Advances in Fine-Grained Modeling
Unlike mesh-driven or voxel-based representations, SFGS assigns each Gaussian a principal influencing joint (from SMPL-X) according to the skinning weight. For hand regions, the pipeline transitions to MANO topology, allowing MANO-derived mesh residuals to be applied to SMPL-X hand vertices and further refined with a hand-pose-conditioned MLP. This hierarchical design is necessary to resolve inconsistencies and artifacts prevalent in the hands when only generic body models are used.
Representation Fusion and Temporal Consistency
The adaptive fusion of Triplane and HexPlane features is key to balancing spatial and temporal information. The temporal HexPlane embedding, when ablated, is shown to induce flicker and degrade perceptual metrics such as PSNR and LPIPS, whereas the combined embedding enables temporally consistent outputs.

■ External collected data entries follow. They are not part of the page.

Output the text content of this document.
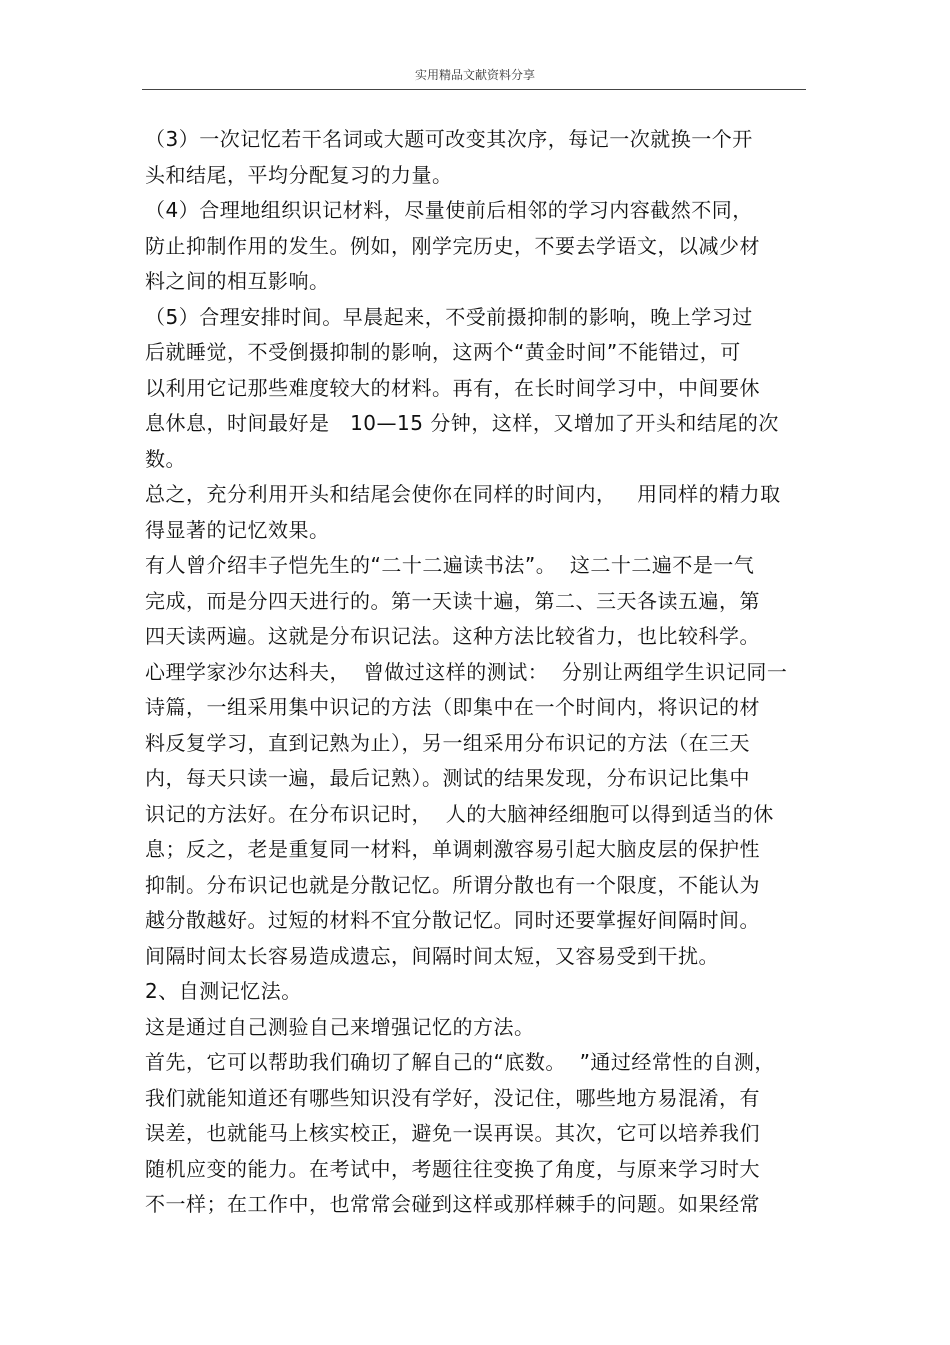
实用精品文献资料分享
（3）一次记忆若干名词或大题可改变其次序，每记一次就换一个开
头和结尾，平均分配复习的力量。
（4）合理地组织识记材料，尽量使前后相邻的学习内容截然不同，
防止抑制作用的发生。例如，刚学完历史，不要去学语文，以减少材
料之间的相互影响。
（5）合理安排时间。早晨起来，不受前摄抑制的影响，晚上学习过
后就睡觉，不受倒摄抑制的影响，这两个“黄金时间”不能错过，可
以利用它记那些难度较大的材料。再有，在长时间学习中，中间要休
息休息，时间最好是   10—15 分钟，这样，又增加了开头和结尾的次
数。
总之，充分利用开头和结尾会使你在同样的时间内，   用同样的精力取
得显著的记忆效果。
有人曾介绍丰子恺先生的“二十二遍读书法”。  这二十二遍不是一气
完成，而是分四天进行的。第一天读十遍，第二、三天各读五遍，第
四天读两遍。这就是分布识记法。这种方法比较省力，也比较科学。
心理学家沙尔达科夫，  曾做过这样的测试：  分别让两组学生识记同一
诗篇，一组采用集中识记的方法（即集中在一个时间内，将识记的材
料反复学习，直到记熟为止），另一组采用分布识记的方法（在三天
内，每天只读一遍，最后记熟）。测试的结果发现，分布识记比集中
识记的方法好。在分布识记时，  人的大脑神经细胞可以得到适当的休
息；反之，老是重复同一材料，单调刺激容易引起大脑皮层的保护性
抑制。分布识记也就是分散记忆。所谓分散也有一个限度，不能认为
越分散越好。过短的材料不宜分散记忆。同时还要掌握好间隔时间。
间隔时间太长容易造成遗忘，间隔时间太短，又容易受到干扰。
2、自测记忆法。
这是通过自己测验自己来增强记忆的方法。
首先，它可以帮助我们确切了解自己的“底数。  ”通过经常性的自测，
我们就能知道还有哪些知识没有学好，没记住，哪些地方易混淆，有
误差，也就能马上核实校正，避免一误再误。其次，它可以培养我们
随机应变的能力。在考试中，考题往往变换了角度，与原来学习时大
不一样；在工作中，也常常会碰到这样或那样棘手的问题。如果经常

Figure 4: HexPlane dramatically reduces temporal LPIPS, indicating improved visual stability across frames.
Empirical Results
SFGS demonstrates consistently improved photorealism, geometric accuracy, and fine-feature reconstruction across public benchmarks, outperforming ExAvatar, HUGS, and other 3DGS-driven baselines. On the Neuman and X-Humans datasets, SFGS yields improvements in SSIM, PSNR, and Chamfer Distance for hands and faces, with ablation showing distinct contributions from each architectural component.
Figure 5: On Neuman, SFGS surpasses other methods, especially in the visual clarity of the hands and face, closely matching the ground truth.
Figure 6: For X-Humans data, SFGS consistently surpasses ExAvatar on nuanced details, shadow reproduction, and preservation of small parts.
Figure 7: With fine-grained hand refinement, SFGS corrects SMPL-X-induced hand artifacts, achieving anatomically realistic hand renderings.
Figure 8: Structure-aware color offset aligns fine tone and texture, accurately reproducing skin detail and surface variation in the rendered avatar.
Figure 9: Structure offset improves the reconstruction of the mouth, with better fine-feature alignment than baseline structure-agnostic approaches.
SFGS also achieves real-time rendering speeds (30 FPS at 800ร1200, RTX 4090), surpassing previous 3DGS methods and supporting practical deployment.
Implications and Future Directions
The SFGS methodology marks a notable advance in high-fidelity, expressive human avatar rendering from monocular signals. The direct association of Gaussians to anatomical joints and the part-specific MANO refinement set the stage for scalable, edit-friendly avatar systems that maintain high anatomical accuracy across varying articulations and challenging motion scenarios.
The singularization of fine-grained, part-aware corrections (especially for the hands) addresses a persistent deficiency in human digitization systems, directly impacting applications in telepresence, motion analysis, animation blending, and digital actor creation. The ability to render avatars with both anatomical consistency and temporal coherence facilitates downstream tasks such as retargeting, interactive editing, and real-time interaction with plausible expressiveness.
Future research may expand the point density or adaptive upsampling to better address topologically challenging regions (such as elaborate garments or body types with broad geometry) and leverage sketch, text, or multimodal input for motion control or conditional generation, integrating with developments in generative and diffusion models.
Conclusion
SFGS presents a comprehensive, anatomically and structurally grounded approach to monocular human avatar reconstruction. By leveraging pose-aware deformation, HexPlane temporal conditioning, and specialized hand refinement, it establishes a pipeline for the production of photorealistic, expressive, and temporally coherent avatars with real-time performance. Its improvements in fine-detail recovery and per-part accuracy have clear implications for interactive applications and further study in controllable, generalizable avatar modeling (2604.09324).